"I saw a guy that was trying to get it done. ... but the results weren't there."
— Jon Daniels, to 105.3 The Fan
That's what it's come down to for former AL Rookie of the Year and all-star closer Neftali Feliz. The 25-year-old — yes, he's still just 25 — is basically being lauded for effort and nothing else. The good ol' "E for effort." That doesn't cut it in professional sports. You have to have talent, and right now, Feliz just doesn't have that.
That's why the decision was made on Tuesday to option Feliz to Triple-A Round Rock, meaning he will start the season in the minors. It's not because of injury, it's because of performance. How fast he's fallen.

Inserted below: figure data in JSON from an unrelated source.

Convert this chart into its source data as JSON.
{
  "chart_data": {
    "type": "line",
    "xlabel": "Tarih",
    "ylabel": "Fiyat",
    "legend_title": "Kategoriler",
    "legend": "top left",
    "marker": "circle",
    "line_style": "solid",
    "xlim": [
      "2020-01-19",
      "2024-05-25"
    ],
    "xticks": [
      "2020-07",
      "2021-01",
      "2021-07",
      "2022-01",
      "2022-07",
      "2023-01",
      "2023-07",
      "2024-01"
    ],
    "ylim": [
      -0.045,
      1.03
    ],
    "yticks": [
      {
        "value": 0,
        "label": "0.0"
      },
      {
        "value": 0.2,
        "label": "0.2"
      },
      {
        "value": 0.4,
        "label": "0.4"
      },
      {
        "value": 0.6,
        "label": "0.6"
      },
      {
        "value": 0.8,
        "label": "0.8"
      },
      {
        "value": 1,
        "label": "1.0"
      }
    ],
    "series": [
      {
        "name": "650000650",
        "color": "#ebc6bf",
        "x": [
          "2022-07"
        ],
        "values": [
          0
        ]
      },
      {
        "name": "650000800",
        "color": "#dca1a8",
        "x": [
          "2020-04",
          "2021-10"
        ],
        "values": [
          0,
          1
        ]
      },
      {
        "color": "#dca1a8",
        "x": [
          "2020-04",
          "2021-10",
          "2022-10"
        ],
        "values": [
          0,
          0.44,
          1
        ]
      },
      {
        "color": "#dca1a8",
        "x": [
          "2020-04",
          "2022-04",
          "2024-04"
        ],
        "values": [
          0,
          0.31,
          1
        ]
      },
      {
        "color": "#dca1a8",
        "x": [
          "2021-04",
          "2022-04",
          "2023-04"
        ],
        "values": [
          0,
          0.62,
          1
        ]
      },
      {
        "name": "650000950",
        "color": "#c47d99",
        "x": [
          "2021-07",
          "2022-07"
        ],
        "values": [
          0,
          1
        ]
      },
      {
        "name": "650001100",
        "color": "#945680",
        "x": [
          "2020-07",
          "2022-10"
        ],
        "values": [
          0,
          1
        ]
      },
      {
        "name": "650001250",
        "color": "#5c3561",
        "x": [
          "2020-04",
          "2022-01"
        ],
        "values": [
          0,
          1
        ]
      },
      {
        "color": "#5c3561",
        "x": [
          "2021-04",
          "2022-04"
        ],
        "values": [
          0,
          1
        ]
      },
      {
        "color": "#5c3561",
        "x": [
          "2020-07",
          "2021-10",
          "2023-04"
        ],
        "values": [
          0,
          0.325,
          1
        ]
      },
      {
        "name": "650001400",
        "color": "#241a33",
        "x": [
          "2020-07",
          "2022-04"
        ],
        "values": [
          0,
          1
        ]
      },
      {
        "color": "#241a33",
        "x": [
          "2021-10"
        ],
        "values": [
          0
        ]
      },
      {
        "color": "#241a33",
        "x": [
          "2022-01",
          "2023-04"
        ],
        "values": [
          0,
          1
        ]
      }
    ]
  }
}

Just three years ago, Feliz was the Rangers closer, following up an AL Rookie of the Year season and was a strike away from closing out a clinching game in the World Series. Then, David Freese happened. Then, Nelson Cruz happened. Then, you know what happened. Whoever you want to blame the Rangers' Game 6 collapse on — and there's plenty to go around — the Rangers didn't close the deal.
Depending on who's story you believe, Feliz was so mentally shaken after he allowed the tying run in the bottom of the ninth inning that he wasn't able to corral his emotions enough to be trusted in the 10th inning.
The past was the past, though, and Feliz was ready to forget about 2011 when 2012 rolled around. That year brought with it a new role after the Rangers acquired Joe Nathan to close games for them, moving Feliz, who was perhaps the most electric Rangers' arm in recent memory, to the starting rotation.
Feliz was fairly successful in his seven starts in 2012, averaging right at six innings per start (more than you can say for his compadre Alexi Ogando) with a 3-1 record and a 3.16 ERA. He had 37 strikeouts and 23 walks in his 42 2/3 innings. Then, his arm failed him and he was forced to go under the knife for Tommy John surgery.
Now, nearly a year and a half later, Feliz is still searching for that golden arm, and the Rangers desperately hope he finds it in Round Rock. Chances are, he will. Guys like that, with that prodigious talent and that kind of electric fastball don't usually just lose it. But what if he has? What if that one pitch to David Freese and the events that followed it eternally ruined such a bright career?